3.What's the difference between Batch systems, Multiprgrammed systems, and time-sharing systems?
Batch. A job was originally presented to the machine (and its human operator) in the form of a set of cards - these cards held information according to how ``punched'' out of the cardboard. The operator grouped all of the jobs into various batches with similar characteristics before running them(all the quick jobs might run, then the slower ones, etc.).While multiprogrammed systems used resources more efficiently i.e. minimized CPU idle time, a user could not interact with a program.

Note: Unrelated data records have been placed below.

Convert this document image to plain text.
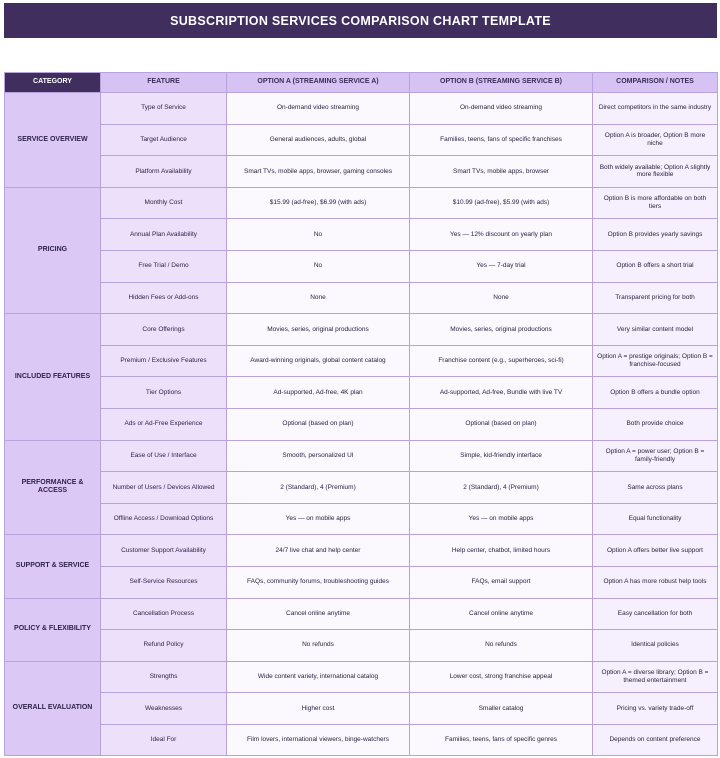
SUBSCRIPTION SERVICES COMPARISON CHART TEMPLATE
CATEGORY	FEATURE	OPTION A (STREAMING SERVICE A)	OPTION B (STREAMING SERVICE B)	COMPARISON / NOTES
SERVICE OVERVIEW	Type of Service	On-demand video streaming	On-demand video streaming	Direct competitors in the same industry
	Target Audience	General audiences, adults, global	Families, teens, fans of specific franchises	Option A is broader, Option B more niche
	Platform Availability	Smart TVs, mobile apps, browser, gaming consoles	Smart TVs, mobile apps, browser	Both widely available; Option A slightly more flexible
PRICING	Monthly Cost	$15.99 (ad-free), $6.99 (with ads)	$10.99 (ad-free), $5.99 (with ads)	Option B is more affordable on both tiers
	Annual Plan Availability	No	Yes — 12% discount on yearly plan	Option B provides yearly savings
	Free Trial / Demo	No	Yes — 7-day trial	Option B offers a short trial
	Hidden Fees or Add-ons	None	None	Transparent pricing for both
INCLUDED FEATURES	Core Offerings	Movies, series, original productions	Movies, series, original productions	Very similar content model
	Premium / Exclusive Features	Award-winning originals, global content catalog	Franchise content (e.g., superheroes, sci-fi)	Option A = prestige originals; Option B = franchise-focused
	Tier Options	Ad-supported, Ad-free, 4K plan	Ad-supported, Ad-free, Bundle with live TV	Option B offers a bundle option
	Ads or Ad-Free Experience	Optional (based on plan)	Optional (based on plan)	Both provide choice
PERFORMANCE & ACCESS	Ease of Use / Interface	Smooth, personalized UI	Simple, kid-friendly interface	Option A = power user; Option B = family-friendly
	Number of Users / Devices Allowed	2 (Standard), 4 (Premium)	2 (Standard), 4 (Premium)	Same across plans
	Offline Access / Download Options	Yes — on mobile apps	Yes — on mobile apps	Equal functionality
SUPPORT & SERVICE	Customer Support Availability	24/7 live chat and help center	Help center, chatbot, limited hours	Option A offers better live support
	Self-Service Resources	FAQs, community forums, troubleshooting guides	FAQs, email support	Option A has more robust help tools
POLICY & FLEXIBILITY	Cancellation Process	Cancel online anytime	Cancel online anytime	Easy cancellation for both
	Refund Policy	No refunds	No refunds	Identical policies
OVERALL EVALUATION	Strengths	Wide content variety, international catalog	Lower cost, strong franchise appeal	Option A = diverse library; Option B = themed entertainment
	Weaknesses	Higher cost	Smaller catalog	Pricing vs. variety trade-off
	Ideal For	Film lovers, international viewers, binge-watchers	Families, teens, fans of specific genres	Depends on content preference
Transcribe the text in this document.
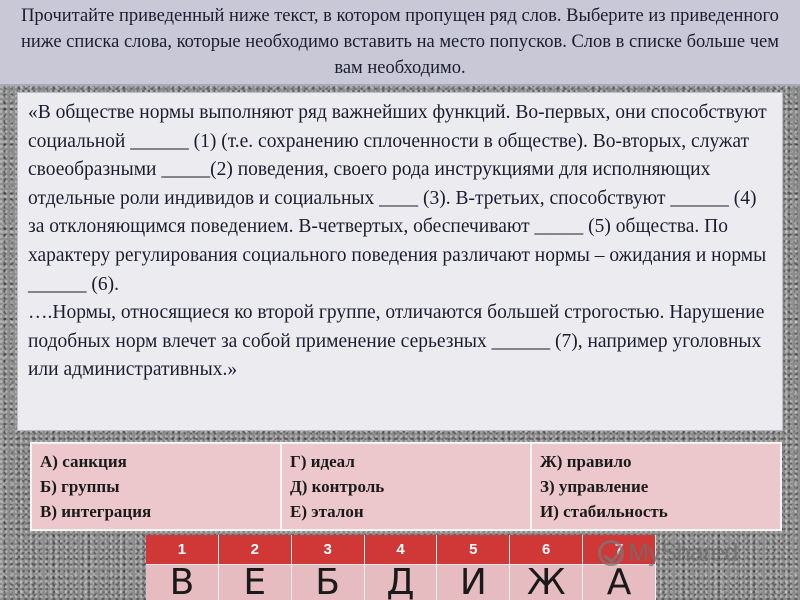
Прочитайте приведенный ниже текст, в котором пропущен ряд слов. Выберите из приведенного ниже списка слова, которые необходимо вставить на место попусков. Слов в списке больше чем вам необходимо.
«В обществе нормы выполняют ряд важнейших функций. Во-первых, они способствуют социальной ______ (1) (т.е. сохранению сплоченности в обществе). Во-вторых, служат своеобразными _____(2) поведения, своего рода инструкциями для исполняющих отдельные роли индивидов и социальных ____ (3). В-третьих, способствуют ______ (4) за отклоняющимся поведением. В-четвертых, обеспечивают _____ (5) общества. По характеру регулирования социального поведения различают нормы – ожидания и нормы ______ (6).
….Нормы, относящиеся ко второй группе, отличаются большей строгостью. Нарушение подобных норм влечет за собой применение серьезных ______ (7), например уголовных или административных.»
А) санкция
Б) группы
В) интеграция
Г) идеал
Д) контроль
Е) эталон
Ж) правило
З) управление
И) стабильность
1	2	3	4	5	6	7
В	Е	Б	Д	И	Ж	А
MyShared
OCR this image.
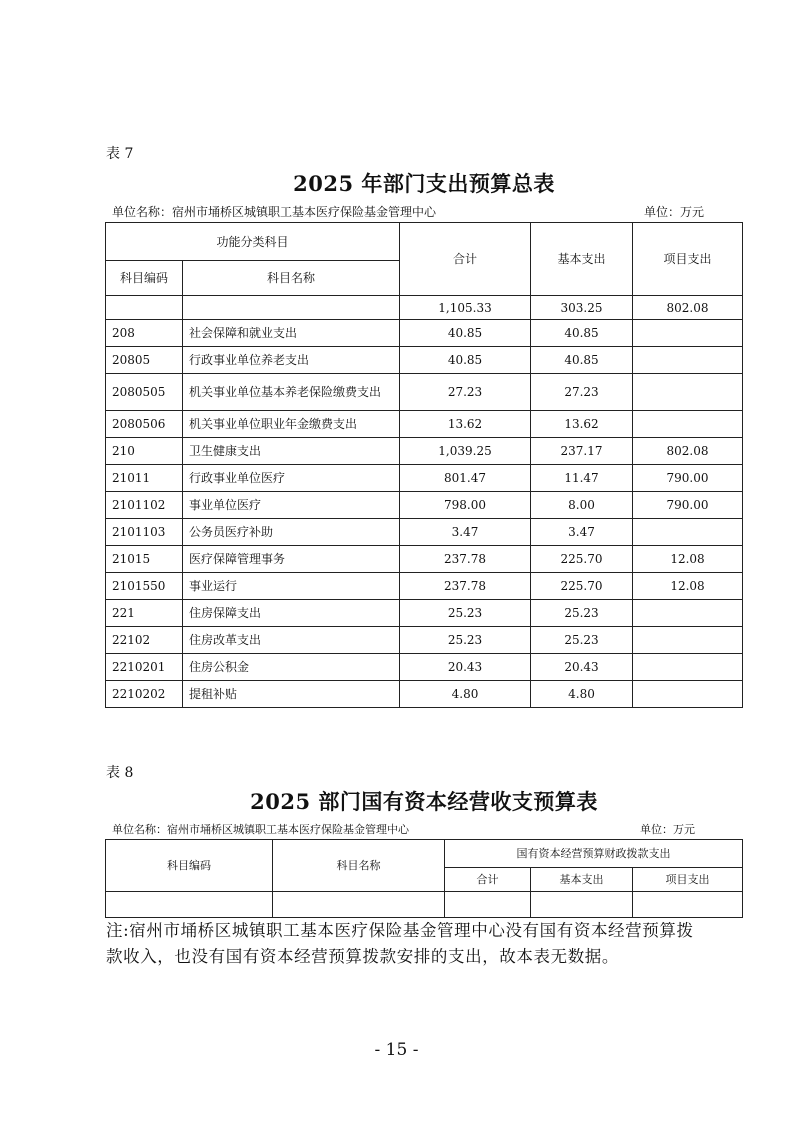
表 7
2025 年部门支出预算总表
单位名称：宿州市埇桥区城镇职工基本医疗保险基金管理中心	单位：万元
功能分类科目		合计	基本支出	项目支出
科目编码	科目名称			
		1,105.33	303.25	802.08
208	社会保障和就业支出	40.85	40.85	
20805	行政事业单位养老支出	40.85	40.85	
2080505	机关事业单位基本养老保险缴费支出	27.23	27.23	
2080506	机关事业单位职业年金缴费支出	13.62	13.62	
210	卫生健康支出	1,039.25	237.17	802.08
21011	行政事业单位医疗	801.47	11.47	790.00
2101102	事业单位医疗	798.00	8.00	790.00
2101103	公务员医疗补助	3.47	3.47	
21015	医疗保障管理事务	237.78	225.70	12.08
2101550	事业运行	237.78	225.70	12.08
221	住房保障支出	25.23	25.23	
22102	住房改革支出	25.23	25.23	
2210201	住房公积金	20.43	20.43	
2210202	提租补贴	4.80	4.80	
表 8
2025 部门国有资本经营收支预算表
单位名称：宿州市埇桥区城镇职工基本医疗保险基金管理中心	单位：万元
科目编码	科目名称	国有资本经营预算财政拨款支出		
		合计	基本支出	项目支出

注:宿州市埇桥区城镇职工基本医疗保险基金管理中心没有国有资本经营预算拨款收入，也没有国有资本经营预算拨款安排的支出，故本表无数据。
- 15 -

By having the CPU switch between jobs at relatively short intervals, we can obtain an interactive system.That is, a system in which a number of users are sharing the CPU (or other critical resource) with a timing interval small enough not to be noticed e.g. no more than 1 second. We say that a time-sharing system uses CPU scheduling and multiprogramming to provide each user with a small portion of a time-shared computer and Time-sharing is sharing a computing resource among many users by multitasking. Its introduction in the 1960s, and emergence as the prominent model of computing in the 1970s, represents a major historical shift in the history of computing. By allowing a large number of users to interact simultaneously on a single computer, time-sharing dramatically lowered the cost of providing computing, while at the same time making the computing experience much more interactive.